June 24, 2017

Parents to get truancy reminders

ttp://www.stuff.co.nz/nelsonmail/4666609a6007.html

Parents to get truancy reminders

By MARCUS STICKLEY – Nelson | Monday, 25 August 2008

Parents could soon start being prosecuted for taking their children out of school for a holiday, a Nelson principal says.

Primary schools have been reinforcing attendance rules with parents after receiving reminders from the Education Ministry to do so.

Under the Education Act, every pupil enrolled at a registered school must attend the school whenever it is open. Ministry guidelines say it is up to principals to decide whether an absence is justified.

Parents can be prosecuted for not sending their children to school, and fines of $15 a day – up to $150 for a first offence – can be imposed if they are convicted.

Hampden St School principal Don McLean said that for a school to prosecute a parent for taking their child away on holiday would be a “bold thing to do, but maybe it’s not too far away”.

In his school newsletter in May, he told parents that the ministry was taking a “tougher line on attendance and have clearly defined what a justifiable absence is and what truancy is”.

“Some of you may be surprised to hear that if you take your child on an overseas trip in school time, this is considered an unjustified absence and therefore your children are recorded as truant.”

Similarly, a week-long ski trip during school time would also be unjustified, he said in the newsletter.

Mr McLean told the Nelson Mail the school kept a record of pupils who missed school due to family holidays, and he planned to “take parents aside” to discuss the issue if they did it regularly.

“We have to get tough on them.”

However, he said the rules were “one size fits all”, which he did not agree with.

If a pupil was travelling to a destination such as Europe, the cultural education they would get could be more valuable than what they would learn in the classroom in that time, he said.

Mr McLean said four children were currently away overseas, mostly for family reasons.

“There seems to be a lot at the moment.”

Hampden St School parent Andrew Meffan has taken his two children on week-long skiing holidays to Wanaka during the school term in previous years.

He said he planned to do the same next week, staying with members of his extended family in a house that was available to them only at certain times during the year.

“But we don’t want to be on the wrong side of the rules and have a truancy officer knock on our door.”

Mr Meffan said truancy rules needed to be targeted appropriately.

“There needs to be more of an evaluation of cases based on the student and family, and commitment to learning.”

St Paul’s Catholic Primary School principal John Dorman said he had received a letter from the ministry before the start of the school year, saying schools should not condone parents taking their children out of school for holidays.

Craig wrote this letter to the editor:

25 August 2008

Letter to Editor

Nelson Mail

Nelson

The idea of schools threatening parents with truancy notices for taking their children on holiday demonstrates one of the more obvious characteristics of state schooling institutions: that they are simply prisons or child warehouses, designed to baby-sit kids and keep them off the streets.

A holiday with the family, the MoE apparently informs the schools, is not a “justified” absence from school.
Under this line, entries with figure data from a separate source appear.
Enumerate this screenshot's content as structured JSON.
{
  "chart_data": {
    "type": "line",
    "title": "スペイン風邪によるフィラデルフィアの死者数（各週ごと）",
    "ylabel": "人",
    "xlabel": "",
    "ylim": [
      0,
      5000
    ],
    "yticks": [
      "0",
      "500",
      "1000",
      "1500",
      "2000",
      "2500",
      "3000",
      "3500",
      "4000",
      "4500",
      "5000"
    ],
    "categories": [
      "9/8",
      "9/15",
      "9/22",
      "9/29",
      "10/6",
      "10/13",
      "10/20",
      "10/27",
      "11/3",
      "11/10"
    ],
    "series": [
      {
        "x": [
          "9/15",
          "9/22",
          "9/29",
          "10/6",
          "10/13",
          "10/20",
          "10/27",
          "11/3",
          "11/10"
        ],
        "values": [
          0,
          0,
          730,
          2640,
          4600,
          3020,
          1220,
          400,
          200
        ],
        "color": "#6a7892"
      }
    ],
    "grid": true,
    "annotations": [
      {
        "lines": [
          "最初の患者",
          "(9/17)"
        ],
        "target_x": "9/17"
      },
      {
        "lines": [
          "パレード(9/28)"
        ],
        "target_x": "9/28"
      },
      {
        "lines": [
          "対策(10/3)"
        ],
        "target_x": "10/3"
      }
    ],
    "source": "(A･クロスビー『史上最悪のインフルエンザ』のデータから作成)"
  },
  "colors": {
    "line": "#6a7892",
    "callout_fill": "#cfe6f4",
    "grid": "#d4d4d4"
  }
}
So the MoE equates a geographical/cultural/social field trip with a child’s parents and siblings to hanging around the mall or sitting at home watching videos all day. The MoE demonstrates again its disconnection from the real world. Any formal notification by the parents that they are taking the child out of the schooling institution should be justification enough: the parents’ authority should trump that of the MoE any day.